According to Amit Klein, CTO of in-browser security specialist Trusteer, OddJob is a new type of financial trojan that hijacks customers' online banking sessions in real time using their session ID tokens.
OddJob, he claims, keeps online banking sessions open after customers think they have logged off, so enabling criminals to extract money and commit fraud unnoticed.
This, he says, is a completely new piece of malware that pushes the hacking envelope through the evolution of existing attack methodologies.
"It shows how hacker ingenuity can side-step many commercial IT security applications traditionally used to defend users' digital – and online monetary – assets" he said in his security blog.
After reverse engineering the malware, Klein says that Trusteer has warned financial institutions that OddJob is being used by criminals based in Eastern Europe to attack their customers in several countries, including the US, Poland and Denmark.

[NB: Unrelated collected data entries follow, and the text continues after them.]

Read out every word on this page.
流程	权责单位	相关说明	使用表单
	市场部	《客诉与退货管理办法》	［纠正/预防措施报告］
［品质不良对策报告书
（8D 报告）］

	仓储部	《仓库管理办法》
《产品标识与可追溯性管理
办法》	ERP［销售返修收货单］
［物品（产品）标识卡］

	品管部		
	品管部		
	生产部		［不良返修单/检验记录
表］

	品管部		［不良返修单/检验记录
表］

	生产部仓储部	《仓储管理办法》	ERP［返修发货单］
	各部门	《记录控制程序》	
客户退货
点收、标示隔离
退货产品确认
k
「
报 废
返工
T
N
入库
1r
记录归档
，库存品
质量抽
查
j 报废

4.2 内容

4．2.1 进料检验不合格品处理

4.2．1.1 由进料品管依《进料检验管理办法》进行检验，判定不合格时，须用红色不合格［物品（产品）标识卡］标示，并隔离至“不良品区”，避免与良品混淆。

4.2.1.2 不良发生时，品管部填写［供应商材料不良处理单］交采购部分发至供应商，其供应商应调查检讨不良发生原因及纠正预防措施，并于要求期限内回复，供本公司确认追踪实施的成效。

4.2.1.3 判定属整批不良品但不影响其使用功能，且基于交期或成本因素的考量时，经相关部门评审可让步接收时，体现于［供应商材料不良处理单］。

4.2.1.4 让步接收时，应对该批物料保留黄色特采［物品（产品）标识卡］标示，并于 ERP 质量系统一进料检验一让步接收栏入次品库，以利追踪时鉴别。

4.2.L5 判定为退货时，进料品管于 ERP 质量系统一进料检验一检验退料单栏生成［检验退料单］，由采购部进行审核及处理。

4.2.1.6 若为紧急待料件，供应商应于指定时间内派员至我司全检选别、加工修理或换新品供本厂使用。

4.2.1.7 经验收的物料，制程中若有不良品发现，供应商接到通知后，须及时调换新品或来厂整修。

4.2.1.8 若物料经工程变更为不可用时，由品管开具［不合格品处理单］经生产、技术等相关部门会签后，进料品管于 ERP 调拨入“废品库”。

"The most interesting aspect of this malware is that it appears to be a work in progress, as we have seen differences in hooked functions in recent days and weeks, as well as the way the Command & Control (C&C) protocols operate", he said.
"We believe that these functions and protocols will continue to evolve in the near future, and that our analysis of the malware's functionality may not be 100% complete as the code writers continue to refine it", he added.
OddJob's most obvious characteristic, says Klein, is that it is designed to intercept user communications through the browser. It uses this ability to steal/inject information and terminate user sessions inside Internet Explorer and Firefox.
By tapping the session ID token – which banks use to identify a user's online banking session – Trusteer's CTO says that the fraudsters can electronically impersonate the legitimate user and complete a range of banking operations.
The most important difference from conventional hacking, he says, is that the fraudsters do not need to log into the online banking computers – they simply ride on the existing and authenticated session, much as a child might slip in unnoticed through a turnstile at a sports event or train station.
"The final noteworthy aspect of OddJob is that the malware's configuration is not saved to disk – a process that could trigger a security analysis application – instead, a fresh copy of the configuration is fetched from the C&C server each time a new browser session is opened", he said.
"It's important to note that OddJob is just one of several pro-active malware applications that our research team sees on a regular basis, but its coding methodology indicates a lot of thought on the part of the coders behind the fraudware", he added.